07/06/2024
“GERMAINE TILLION” biographie par Lorraine de Meaux, Perrin 2024
Malgré son entrée au Panthéon (mai 2015), unanimement appréciée semble-t-il, la figure de Germaine Tillion n’était pas encore aussi connue qu’on aurait pu le souhaiter jusqu’à ce mois de mai 2024, qui voit sortir sa biographie très approfondie. Il y a lieu d’en parler dans la Lettre de Coup de soleil, du fait que les liens de Germaine Tillion avec l’Algérie ont été nombreux et de plusieurs sortes, avant et après la guerre d’indépendance, en deçà et par delà la très sombre période que fut pour elle la seconde guerre mondiale et sa déportation à Ravensbrück.

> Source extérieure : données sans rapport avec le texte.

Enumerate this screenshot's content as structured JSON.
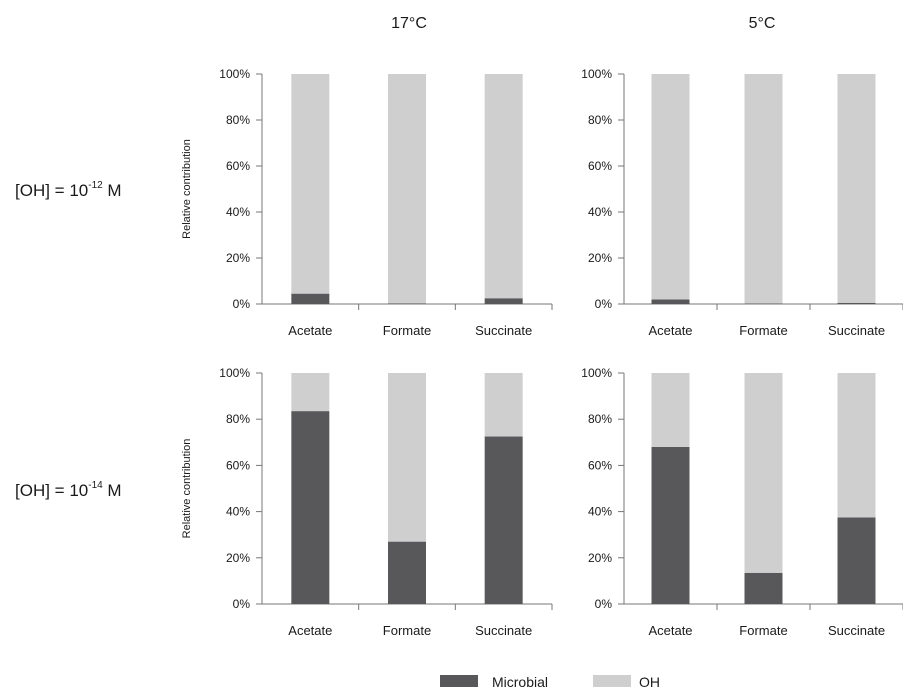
{
  "column_titles": [
    "17°C",
    "5°C"
  ],
  "row_labels": [
    {
      "base": "[OH] = 10",
      "exp": "-12",
      "unit": " M"
    },
    {
      "base": "[OH] = 10",
      "exp": "-14",
      "unit": " M"
    }
  ],
  "legend": [
    {
      "name": "Microbial",
      "color": "#58585a"
    },
    {
      "name": "OH",
      "color": "#cfcfd0"
    }
  ],
  "colors": {
    "microbial": "#58585a",
    "oh": "#cfcfd0",
    "axis": "#777777"
  },
  "chart_data": [
    {
      "type": "bar",
      "stacked": true,
      "row": 0,
      "col": 0,
      "categories": [
        "Acetate",
        "Formate",
        "Succinate"
      ],
      "ylabel": "Relative contribution",
      "ylim": [
        0,
        100
      ],
      "yticks": [
        "0%",
        "20%",
        "40%",
        "60%",
        "80%",
        "100%"
      ],
      "series": [
        {
          "name": "Microbial",
          "values": [
            4.5,
            0.3,
            2.5
          ]
        },
        {
          "name": "OH",
          "values": [
            95.5,
            99.7,
            97.5
          ]
        }
      ]
    },
    {
      "type": "bar",
      "stacked": true,
      "row": 0,
      "col": 1,
      "categories": [
        "Acetate",
        "Formate",
        "Succinate"
      ],
      "ylabel": "",
      "ylim": [
        0,
        100
      ],
      "yticks": [
        "0%",
        "20%",
        "40%",
        "60%",
        "80%",
        "100%"
      ],
      "series": [
        {
          "name": "Microbial",
          "values": [
            2,
            0.2,
            0.5
          ]
        },
        {
          "name": "OH",
          "values": [
            98,
            99.8,
            99.5
          ]
        }
      ]
    },
    {
      "type": "bar",
      "stacked": true,
      "row": 1,
      "col": 0,
      "categories": [
        "Acetate",
        "Formate",
        "Succinate"
      ],
      "ylabel": "Relative contribution",
      "ylim": [
        0,
        100
      ],
      "yticks": [
        "0%",
        "20%",
        "40%",
        "60%",
        "80%",
        "100%"
      ],
      "series": [
        {
          "name": "Microbial",
          "values": [
            83.5,
            27,
            72.5
          ]
        },
        {
          "name": "OH",
          "values": [
            16.5,
            73,
            27.5
          ]
        }
      ]
    },
    {
      "type": "bar",
      "stacked": true,
      "row": 1,
      "col": 1,
      "categories": [
        "Acetate",
        "Formate",
        "Succinate"
      ],
      "ylabel": "",
      "ylim": [
        0,
        100
      ],
      "yticks": [
        "0%",
        "20%",
        "40%",
        "60%",
        "80%",
        "100%"
      ],
      "series": [
        {
          "name": "Microbial",
          "values": [
            68,
            13.5,
            37.5
          ]
        },
        {
          "name": "OH",
          "values": [
            32,
            86.5,
            62.5
          ]
        }
      ]
    }
  ]
}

Germaine Tillion, ayant choisi de devenir ethnologue, accomplit de nombreuses missions dans les Aurès entre 1934 et 1940 et y collecte tout un matériel très précieux, avec l’aide de son amie Thérèse Rivière : photographies, films et enregistrements des chants propres à étayer sa connaissance des Berbères chaouis. C’est l’invasion allemande de la France qui l’oblige à rentrer en France. Mais on peut dire que dès lors, l’Algérie a déjà conquis une place définitive dans sa vie.
Elle y sera impliquée encore pendant la guerre d’Algérie, du fait que Jacques Soustelle, lui-même ethnologue en même temps qu’homme politique, venant tout juste d’être nommé gouverneur d’Algérie (janvier 1955), a recours à elle pour la question délicate entre toutes des relations avec le FLN. Et cette mission restera la sienne bien après le départ de Soustelle (février1956). Elle est connue pour un épisode en effet remarquable, sa rencontre avec Yaceg Saadi en peine bataille d’Alger.
Germaine Tillion s’inscrit résolument dans une perspective anti-terroriste et fait partie de ceux et de celles qui dénoncent l’usage de la torture. Comme Gisèle Halimi, elle prend la défense de Djamila Boupacha, militante du FLN, arrêtée en 1960 pour une tentative d’attentat à Alger.
Albert Camus lui vouait une grande admiration, ils étaient amis et partageaient les mêmes opinions.